• CD8;
  • lck;
  • Phosphorylation;
  • Cytotoxic T lymphocyte


Tyrosine phosphorylation of proteins plays a central role in T cell activation. Mitogens or anti-receptor antibodies have been employed to study these signaling events, but the extent to which these mimic receptor interactions with native ligands is unclear. Cytotoxic T lymphocytes can be activated for functional responses using purified, native class I ligands presented on a surface.
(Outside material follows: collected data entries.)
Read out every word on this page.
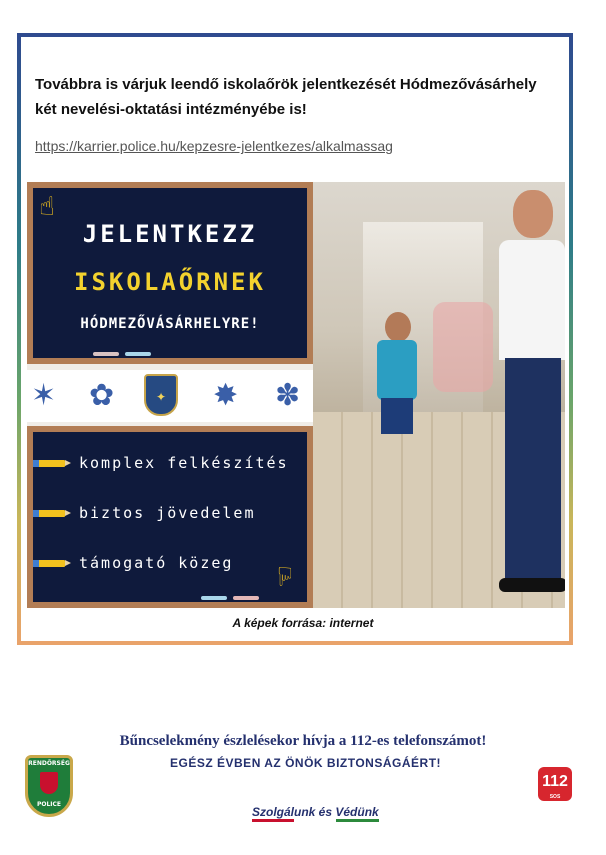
Továbbra is várjuk leendő iskolaőrök jelentkezését Hódmezővásárhely
két nevelési-oktatási intézményébe is!
https://karrier.police.hu/kepzesre-jelentkezes/alkalmassag
☝
JELENTKEZZ
ISKOLAŐRNEK
HÓDMEZŐVÁSÁRHELYRE!
✶ ✿	✦	✸ ✽
komplex felkészítés
biztos jövedelem
támogató közeg ☝
A képek forrása: internet
RENDŐRSÉG
POLICE
Bűncselekmény észlelésekor hívja a 112-es telefonszámot!
EGÉSZ ÉVBEN AZ ÖNÖK BIZTONSÁGÁÉRT!
112
SOS
Szolgálunk és Védünk
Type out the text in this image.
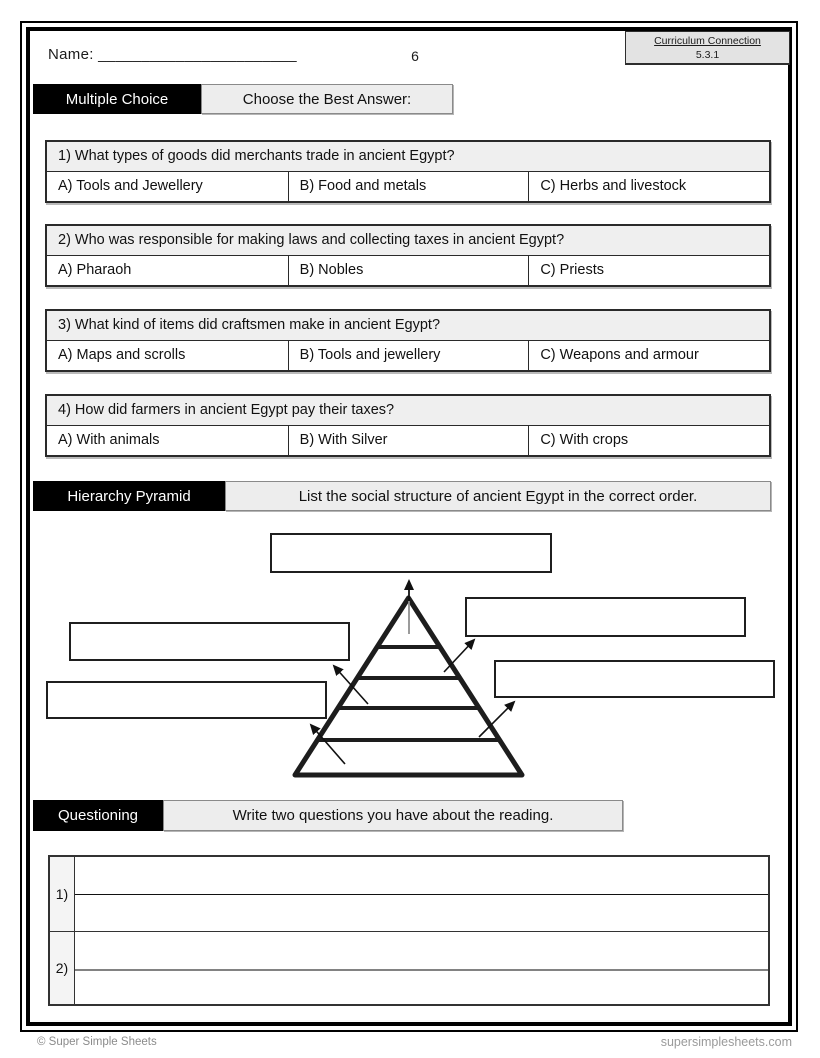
Name: _______________________	6
Curriculum Connection
5.3.1
Multiple Choice	Choose the Best Answer:
1) What types of goods did merchants trade in ancient Egypt?
A) Tools and Jewellery	B) Food and metals	C) Herbs and livestock
2) Who was responsible for making laws and collecting taxes in ancient Egypt?
A) Pharaoh	B) Nobles	C) Priests
3) What kind of items did craftsmen make in ancient Egypt?
A) Maps and scrolls	B) Tools and jewellery	C) Weapons and armour
4) How did farmers in ancient Egypt pay their taxes?
A) With animals	B) With Silver	C) With crops
Hierarchy Pyramid	List the social structure of ancient Egypt in the correct order.
Questioning	Write two questions you have about the reading.
1)
2)
© Super Simple Sheets	supersimplesheets.com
Previous work showed that stimulation with fluid-phase anti-T cell receptor (TCR) monoclonal antibody (mAb) activates CD8 to mediate adhesion to class I proteins and that activated CD8 generates a co-stimulatory signal upon binding to class I. Changes in tyrosine phosphorylation of substrates and activity of the p56lck kinase have now been examined in this two-step process. The observed changes are small in comparison to those found using more potent nonphysiological stimuli, but may more accurately reflect the events required for activation of functional responses. Fluid-phase anti-TCR mAb caused increased tyrosine phosphorylation of a discrete subset of cellular substrates. Increased phosphorylation of additional substrates occurred upon CD8 binding to class I, resulting in a phosphorylation pattern comparable to that found in cells stimulated with class I alloantigen. Anti-TCR mAb alone caused increased tyrosine phosphorylation of p56lck. When CD8 bound to class I, phosphorylation of p56lck decreased to below the basal level found in unstimulated cells, accompanied by a substantial increase in kinase activity. These results are consistent with the two-step model for TCR activation of CD8/class I interactions and directly demonstrate that CD8 binding to class I leads to up-regulation of p56lck activity.